ADRR scores generated for young children with type 1 diabetes demonstrate a high risk for glucose variability, but ADRR scores generated from CGM data may provide a more sensitive measure of variability than ADRR scores generated from SMBG. In young children with type 1 diabetes, ADRR scores calculated from CGM data may be superior to scores calculated from SMBG for measuring risk of excursion.

Introduction

Young children with type 1 diabetes (less than 7 years) are highly susceptible to extreme blood glucose variability.1,2 This increased vulnerability is conferred based on several factors, including young children's increased insulin sensitivity and variability in their activity levels and food intake.1 Unfortunately, glycosylated hemoglobin A1c, a traditional measure of glycemic control, may miss glucose variability in young children because it only provides a measure of long-term average glucose levels.2,3 Similarly, in a previous study, we contend that for research purposes, the typical frequency of parents' daily self-monitoring of blood glucose (SMBG) checks may not be adequate to fully capture glucose variability in young children.3 Thus, continuous glucose monitoring (CGM) may offer the best method for measuring glucose levels in young children.

CGM is a relatively new technology that is available for clinical use and research in patients with type 1 diabetes. CGM is a nearly continuous measure of glucose levels in young children because it measures and reports a glucose level every 5 min. This can allow for a closer examination of young children's glucose patterns and may allow for better identification of glucose excursions, especially during times of the day when parents may not be regularly checking (e.g., night time).

In our past research using CGM in young children we have explored glucose variability using two new and less established measures, the Continuous Overall Net Glycemic Action (CONGA) and Mean of Daily Differences (MODD).3 The CONGA provides a measure of short-term intraday variability, whereas the MODD examines interday variability by calculating the mean of the absolute value of the difference between glucose levels measured at the same time on two consecutive days.4 Our results demonstrated that using the CONGA and MODD, young children with type 1 diabetes demonstrated greater glycemic variability than older youth with type 1 diabetes.3

In the current study, we focused on short-term glycemic variability in young children using the Average Daily Risk Range (ADRR).
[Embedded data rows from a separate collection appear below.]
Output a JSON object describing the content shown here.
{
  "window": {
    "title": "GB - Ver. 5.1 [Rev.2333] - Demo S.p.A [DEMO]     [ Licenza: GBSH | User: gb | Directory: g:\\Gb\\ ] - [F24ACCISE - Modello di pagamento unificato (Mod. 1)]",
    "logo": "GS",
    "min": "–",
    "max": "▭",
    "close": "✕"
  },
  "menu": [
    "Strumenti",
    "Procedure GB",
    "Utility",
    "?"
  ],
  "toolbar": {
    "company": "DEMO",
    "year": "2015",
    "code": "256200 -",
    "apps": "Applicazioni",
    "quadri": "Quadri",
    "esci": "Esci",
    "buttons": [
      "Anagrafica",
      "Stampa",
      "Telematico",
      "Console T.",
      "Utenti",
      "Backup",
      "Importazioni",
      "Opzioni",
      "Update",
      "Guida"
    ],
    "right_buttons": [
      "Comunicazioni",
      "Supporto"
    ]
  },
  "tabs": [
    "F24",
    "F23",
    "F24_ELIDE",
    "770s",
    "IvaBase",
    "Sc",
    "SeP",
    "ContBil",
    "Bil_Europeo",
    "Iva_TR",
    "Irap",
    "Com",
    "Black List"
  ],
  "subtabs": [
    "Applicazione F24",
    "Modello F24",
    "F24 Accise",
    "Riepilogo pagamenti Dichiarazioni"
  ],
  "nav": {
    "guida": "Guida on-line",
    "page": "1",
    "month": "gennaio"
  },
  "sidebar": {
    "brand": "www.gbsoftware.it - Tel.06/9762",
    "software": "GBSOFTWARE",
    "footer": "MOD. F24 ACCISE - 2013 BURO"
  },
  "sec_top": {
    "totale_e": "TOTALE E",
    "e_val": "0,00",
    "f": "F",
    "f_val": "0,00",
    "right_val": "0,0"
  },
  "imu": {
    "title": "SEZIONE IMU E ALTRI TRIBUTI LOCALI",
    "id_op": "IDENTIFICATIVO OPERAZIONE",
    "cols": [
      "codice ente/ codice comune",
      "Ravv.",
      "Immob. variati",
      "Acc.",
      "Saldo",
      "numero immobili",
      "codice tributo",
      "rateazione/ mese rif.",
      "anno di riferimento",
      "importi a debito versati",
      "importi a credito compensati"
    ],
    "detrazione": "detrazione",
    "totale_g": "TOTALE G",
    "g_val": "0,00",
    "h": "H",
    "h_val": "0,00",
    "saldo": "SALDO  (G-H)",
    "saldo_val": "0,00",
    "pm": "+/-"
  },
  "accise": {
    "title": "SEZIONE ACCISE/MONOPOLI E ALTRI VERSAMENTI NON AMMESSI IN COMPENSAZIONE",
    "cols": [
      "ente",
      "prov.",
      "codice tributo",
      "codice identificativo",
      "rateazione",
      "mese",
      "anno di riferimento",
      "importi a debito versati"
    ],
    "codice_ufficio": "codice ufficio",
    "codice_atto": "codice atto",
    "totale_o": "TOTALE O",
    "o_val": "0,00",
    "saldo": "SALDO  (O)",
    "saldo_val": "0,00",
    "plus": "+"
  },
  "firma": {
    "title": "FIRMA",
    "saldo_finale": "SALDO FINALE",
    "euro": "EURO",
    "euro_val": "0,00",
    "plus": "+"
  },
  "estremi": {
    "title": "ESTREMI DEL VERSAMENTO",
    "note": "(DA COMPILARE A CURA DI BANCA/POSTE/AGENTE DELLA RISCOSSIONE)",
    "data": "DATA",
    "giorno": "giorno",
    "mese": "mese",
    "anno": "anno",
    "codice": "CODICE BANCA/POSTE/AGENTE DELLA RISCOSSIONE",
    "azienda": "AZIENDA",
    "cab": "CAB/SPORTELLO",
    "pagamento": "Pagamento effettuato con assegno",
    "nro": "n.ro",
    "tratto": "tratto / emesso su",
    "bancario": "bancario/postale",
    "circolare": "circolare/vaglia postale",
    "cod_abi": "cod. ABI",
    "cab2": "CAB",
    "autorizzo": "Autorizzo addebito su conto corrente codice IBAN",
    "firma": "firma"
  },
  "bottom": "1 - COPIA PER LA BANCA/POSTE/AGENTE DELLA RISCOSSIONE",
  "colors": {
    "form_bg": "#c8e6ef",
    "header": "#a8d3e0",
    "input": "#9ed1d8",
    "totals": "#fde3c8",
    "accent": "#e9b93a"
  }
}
The ADRR is a valid, diabetes-specific measure of variability that yields a score that corresponds to a patient's risk for variability (<20, low risk; 20–40, moderate risk, >40, high risk).5 The ADRR has several advantages over the CONGA and MODD. First, the ADRR is more sensitive to hypoglycemic excursion than the other measures.4,5 This may be particularly important in young children, where excursion below the normal range could increase young children's risk for a hypoglycemic seizure.1 Second, the ADRR can be calculated using SMBG data in addition to CGM data, which may make it a more practical measure of variability than the other measures.5 Finally, there are several glucometer software programs that automatically calculate the ADRR; thus it may be more familiar to patients and to other providers.
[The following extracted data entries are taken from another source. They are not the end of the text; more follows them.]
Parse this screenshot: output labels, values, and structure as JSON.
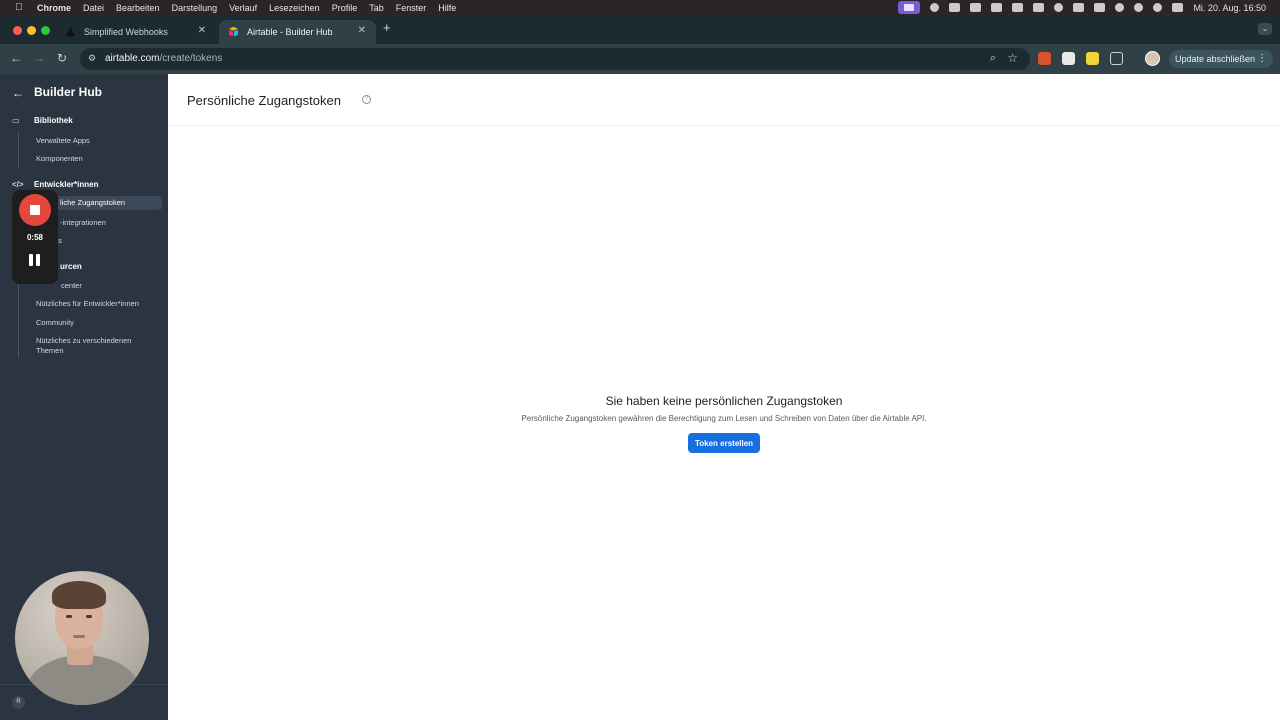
{
  "menubar": {
    "app_name": "Chrome",
    "items": [
      "Datei",
      "Bearbeiten",
      "Darstellung",
      "Verlauf",
      "Lesezeichen",
      "Profile",
      "Tab",
      "Fenster",
      "Hilfe"
    ],
    "clock": "Mi. 20. Aug.  16:50"
  },
  "browser": {
    "tabs": [
      {
        "title": "Simplified Webhooks",
        "active": false
      },
      {
        "title": "Airtable - Builder Hub",
        "active": true
      }
    ],
    "url_host": "airtable.com",
    "url_path": "/create/tokens",
    "update_label": "Update abschließen"
  },
  "sidebar": {
    "title": "Builder Hub",
    "sections": [
      {
        "label": "Bibliothek",
        "items": [
          "Verwaltete Apps",
          "Komponenten"
        ]
      },
      {
        "label": "Entwickler*innen",
        "items": [
          "Persönliche Zugangstoken",
          "OAuth-Integrationen",
          "Webhooks"
        ]
      },
      {
        "label": "Ressourcen",
        "items": [
          "Hilfecenter",
          "Nützliches für Entwickler*innen",
          "Community",
          "Nützliches zu verschiedenen Themen"
        ]
      }
    ],
    "visible": {
      "section2_label": "Entwickler*innen",
      "section3_label": "urcen",
      "item_active": "liche Zugangstoken",
      "item_oauth": "-integrationen",
      "item_webhooks": "s",
      "item_help": "center",
      "item_dev": "Nützliches für Entwickler*innen",
      "item_community": "Community",
      "item_topics": "Nützliches zu verschiedenen Themen"
    },
    "user_initial": "R"
  },
  "recorder": {
    "time": "0:58"
  },
  "main": {
    "page_title": "Persönliche Zugangstoken",
    "empty_title": "Sie haben keine persönlichen Zugangstoken",
    "empty_description": "Persönliche Zugangstoken gewähren die Berechtigung zum Lesen und Schreiben von Daten über die Airtable API.",
    "create_button": "Token erstellen"
  },
  "colors": {
    "accent": "#166ee1",
    "sidebar_bg": "#2b3441",
    "record": "#e5473a"
  }
}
Despite the fact that the ADRR can be calculated from SMBG data, we predict that in young children with type 1 diabetes ADRR scores calculated using SMBG (ADRRs) will be less sensitive to variability than ADRR scores calculated using CGM data (ADRRc). We base this prediction on the fact that CGM can collect more individual glucose readings per day than SMBG and even collect values overnight, when it may be more difficult for parents and young children to test regularly.3,6 If our prediction is true it will have direct implications for research and intervention studies that use glycemic variability as an outcome variable as well as implications for clinical management. Additionally, having a more accurate measure of risk for glucose variability is important in the development of the artificial pancreas and specifically in the tailoring of control algorithms for young children.7,8 Therefore, the purpose of this study was to examine both ADRRs and ADRRc data for a sample of young children with type 1 diabetes. In addition, to examine the validity of the ADRR scores using the two different data sources, we proposed to examine correlations between young children's two ADRR scores and their mean amplitude of glycemic excursion (MAGE) scores, the current gold standard for measuring variability.9,10 The two central hypotheses guiding this study were (1) young children's ADRRc scores would be more sensitive and reflect greater variability than young children's ADRRs scores and (2) young children's ADRRc scores would show better concurrent validity with MAGE scores than their ADRRs scores.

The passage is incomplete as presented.